It’s a cloudy Wednesday morning, and mid-week crisis is looming above most people as they furiously type into their keyboards outside Kerckhoff Hall. Among them, sits a wide-beaming girl with a black and white coat and an aura of confidence. Kamilah Zadi is the Co-Director of the Mixed Student Union (MSU) at UCLA — an organization for multiracial, multiethnic, multicultural, transracial adopters, or anyone who identifies with more than one culture, race or ethnic group.
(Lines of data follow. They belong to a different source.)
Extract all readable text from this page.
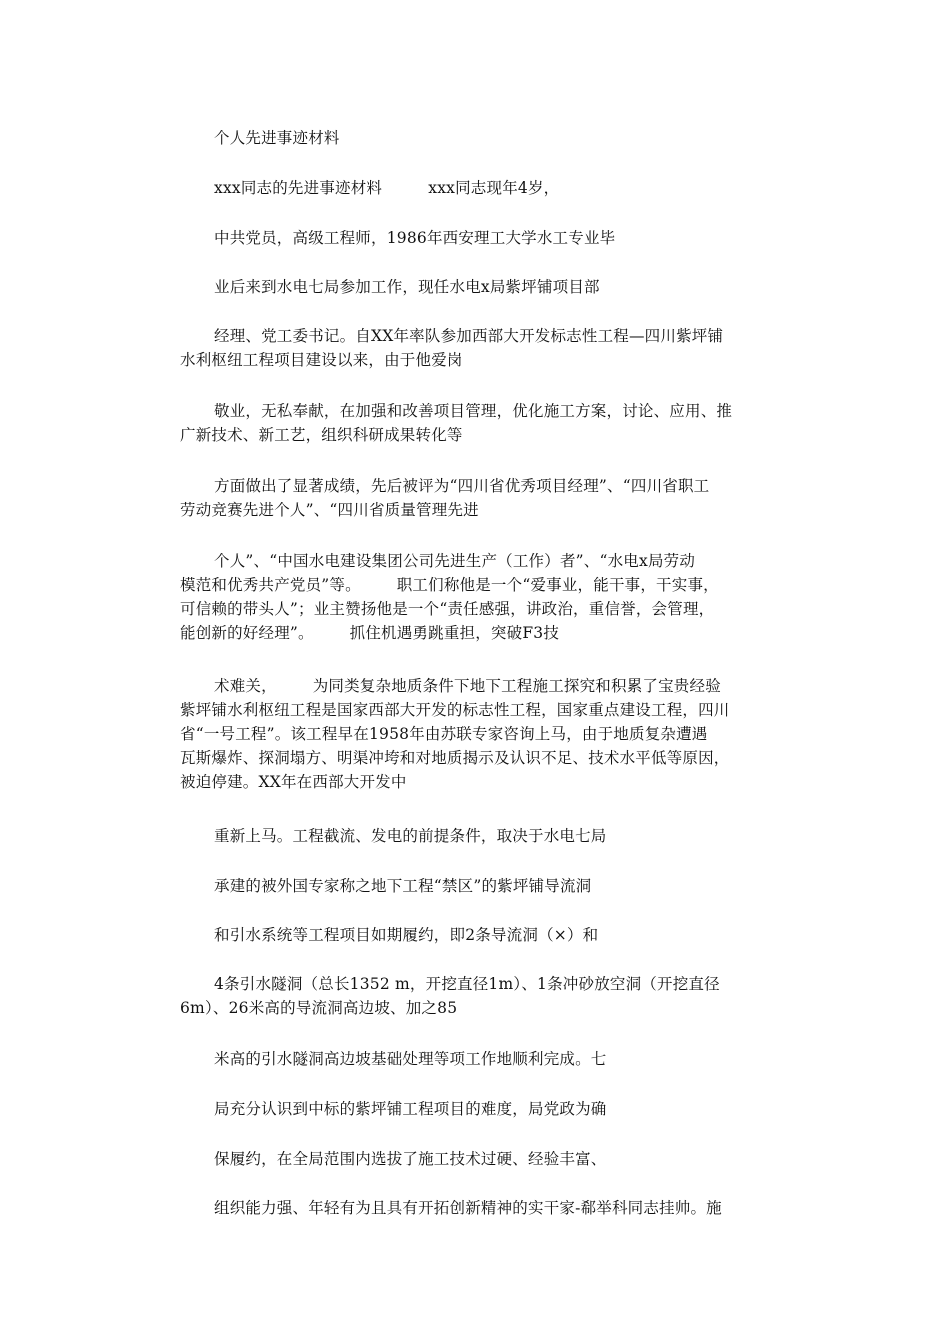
个人先进事迹材料
xxx同志的先进事迹材料         xxx同志现年4岁，
中共党员，高级工程师，1986年西安理工大学水工专业毕
业后来到水电七局参加工作，现任水电x局紫坪铺项目部
经理、党工委书记。自XX年率队参加西部大开发标志性工程—四川紫坪铺
水利枢纽工程项目建设以来，由于他爱岗
敬业，无私奉献，在加强和改善项目管理，优化施工方案，讨论、应用、推
广新技术、新工艺，组织科研成果转化等
方面做出了显著成绩，先后被评为“四川省优秀项目经理”、“四川省职工
劳动竞赛先进个人”、“四川省质量管理先进
个人”、“中国水电建设集团公司先进生产（工作）者”、“水电x局劳动
模范和优秀共产党员”等。       职工们称他是一个“爱事业，能干事，干实事，
可信赖的带头人”；业主赞扬他是一个“责任感强，讲政治，重信誉，会管理，
能创新的好经理”。       抓住机遇勇跳重担，突破F3技
术难关，       为同类复杂地质条件下地下工程施工探究和积累了宝贵经验
紫坪铺水利枢纽工程是国家西部大开发的标志性工程，国家重点建设工程，四川
省“一号工程”。该工程早在1958年由苏联专家咨询上马，由于地质复杂遭遇
瓦斯爆炸、探洞塌方、明渠冲垮和对地质揭示及认识不足、技术水平低等原因，
被迫停建。XX年在西部大开发中
重新上马。工程截流、发电的前提条件，取决于水电七局
承建的被外国专家称之地下工程“禁区”的紫坪铺导流洞
和引水系统等工程项目如期履约，即2条导流洞（×）和
4条引水隧洞（总长1352 m，开挖直径1m）、1条冲砂放空洞（开挖直径
6m）、26米高的导流洞高边坡、加之85
米高的引水隧洞高边坡基础处理等项工作地顺利完成。七
局充分认识到中标的紫坪铺工程项目的难度，局党政为确
保履约，在全局范围内选拔了施工技术过硬、经验丰富、
组织能力强、年轻有为且具有开拓创新精神的实干家-郗举科同志挂帅。施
With an Algerian father and a Korean mother, Kamilah understands well the problems of being mixed, and has actively tried to build community to resolve these issues in the past three years.
Through the club, she particularly focuses on problems with having monoracial parents, the different privileges that mixed people have, and not fitting into either a cultural or an ethnic group. “We have different kinds of discussions each time. For example, we sometimes talk about how several monoracial people do not understand what it is like to not look like one (or either) of your parents,” Kamilah says. She goes on to explain how sometimes her Korean mother doesn’t know what it is like for her to be half-Algerian, and her Algerian father doesn’t know what it is like to be half-Korean.
“When your own parents don’t understand your identity, you feel very outcasted.”
“Another issue that we talk about are harassments mixed people face,” Kamilah says. She points out how this is a common narrative, stating, “strangers would approach mixed people suspiciously and ask about their ethnicity, or tell them ‘Oh no, you’re lying to me about your race. I don’t believe you.’ A lot of people who are half-White and half-Asian usually have complaints like, ‘I don’t feel Asian enough for my Asian friends and White enough for my White friends,’” she says.
However, MSU exists for these reasons — to facilitate dialogue in mixed people, give them a space to think out loud and process their emotions, and meet people with similar stories. While most people who come for meetings want to learn about their own experiences, they still find it interesting listening to experiences that might not pertain to them.
The club is a safe space, where people come together, talk about their journeys, help each other and get empowered in the process. It integrates diversity through socials and critical discussions on alternate weeks. The socials, especially, are designed to be a fun experience for club members — going to the Hammer museum, having movie screenings, doing Pumpkin painting, and conducting a game night.
In addition, to know people more personally, MSU also has a family programme, wherein the club members are sorted into families of 15-20 people based on interests and ethnicities.
“Since a lot of people can’t make it to the Wednesday night meetings, the family meetings give them an opportunity to hang out that way. In fact, putting them in a smaller setting helps, especially when building connections with the heads,” says Kamilah, who leads a small family herself. “I’ve seen that sometimes there can be a barrier between the person that comes to the meetings and the person that leads the meetings — it can be uncomfortable to approach new people in a large setting such as a meeting and be all ‘hi let’s be friends’, but with a family, we get personal space with everyone!”
Kamilah is proud of her club, and how far they have come. “It can can be difficult, yes, aiming for such a diverse group, when almost all our members are of a different mix, and even those who are of the same mix have different experiences depending on what their parents are like or where they grew up, but we’re doing our best to integrate everyone in!”
Beyond social events, the UCLA group has been active in pressing the UC system to change its application forms to include a self-identification category as “mixed.” The form currently allows applicants to check several boxes for race or ethnicity but does not include specific “mixed” or “biracial” ones. The club also has been involved in health issues, by volunteering for genetic tests in case a multiethnic person needs a bone marrow donation that is difficult to match.